Я выпил одну за другой две чашки, хотя уже и восьми, выпитых мною за утро, было более чем достаточно для одного дня.
Я доложил им про Санта Фэ — что на ветке от Фресно к Пиедре рельсы узкоколейки начисто срыты, и Арчи тут же стал издавать гудки и пыхтение паровоза-призрака, чем привел когда-то в восторг нашего младшего кузена, которого вот уже три года, как нет в живых.
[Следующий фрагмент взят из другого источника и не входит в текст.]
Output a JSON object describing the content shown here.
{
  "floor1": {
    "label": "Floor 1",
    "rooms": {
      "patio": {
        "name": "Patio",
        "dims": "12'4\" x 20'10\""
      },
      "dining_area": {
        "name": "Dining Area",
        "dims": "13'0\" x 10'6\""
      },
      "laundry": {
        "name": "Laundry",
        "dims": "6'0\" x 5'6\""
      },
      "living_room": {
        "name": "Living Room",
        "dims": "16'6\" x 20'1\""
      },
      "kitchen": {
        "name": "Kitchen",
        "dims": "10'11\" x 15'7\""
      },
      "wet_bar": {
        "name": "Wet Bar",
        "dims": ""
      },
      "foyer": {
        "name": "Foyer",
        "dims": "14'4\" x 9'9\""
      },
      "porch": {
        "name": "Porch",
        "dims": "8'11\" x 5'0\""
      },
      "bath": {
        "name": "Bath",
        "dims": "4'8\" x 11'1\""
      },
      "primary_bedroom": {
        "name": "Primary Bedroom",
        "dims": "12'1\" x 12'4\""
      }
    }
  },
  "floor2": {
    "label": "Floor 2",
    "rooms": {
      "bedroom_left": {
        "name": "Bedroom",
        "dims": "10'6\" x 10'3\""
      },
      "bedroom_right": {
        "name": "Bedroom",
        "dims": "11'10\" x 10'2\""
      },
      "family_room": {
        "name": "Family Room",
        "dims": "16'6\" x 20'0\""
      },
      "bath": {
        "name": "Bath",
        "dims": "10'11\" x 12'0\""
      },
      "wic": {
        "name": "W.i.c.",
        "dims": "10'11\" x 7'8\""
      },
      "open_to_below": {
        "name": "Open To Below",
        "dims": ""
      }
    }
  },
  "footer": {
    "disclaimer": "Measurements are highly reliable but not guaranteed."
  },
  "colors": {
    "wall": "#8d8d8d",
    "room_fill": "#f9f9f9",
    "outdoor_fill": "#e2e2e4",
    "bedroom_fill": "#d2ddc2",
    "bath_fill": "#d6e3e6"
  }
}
А потом, сводя всю эту историю к шутке, я рассказал им, как поднимал свой замечательный камень, надрываясь и чуть было не уморил себя.
* * *
Где бы я ни жил — во Фресно или Нью-Йорке, в Лондоне или Париже, в Сан-Франциско или Малибу, — каждый год я по нескольку раз спохватывался, сам себе изумляясь, что вот опять забыл занести на листок бумаги те армянские слова и выражения, в которых заключен специфический смысл, особые оттенки значения, не встречающиеся в английском. Те слова и выражения, которые мальчишкой я слышал и у себя в семье, и от друзей, и от незнакомых.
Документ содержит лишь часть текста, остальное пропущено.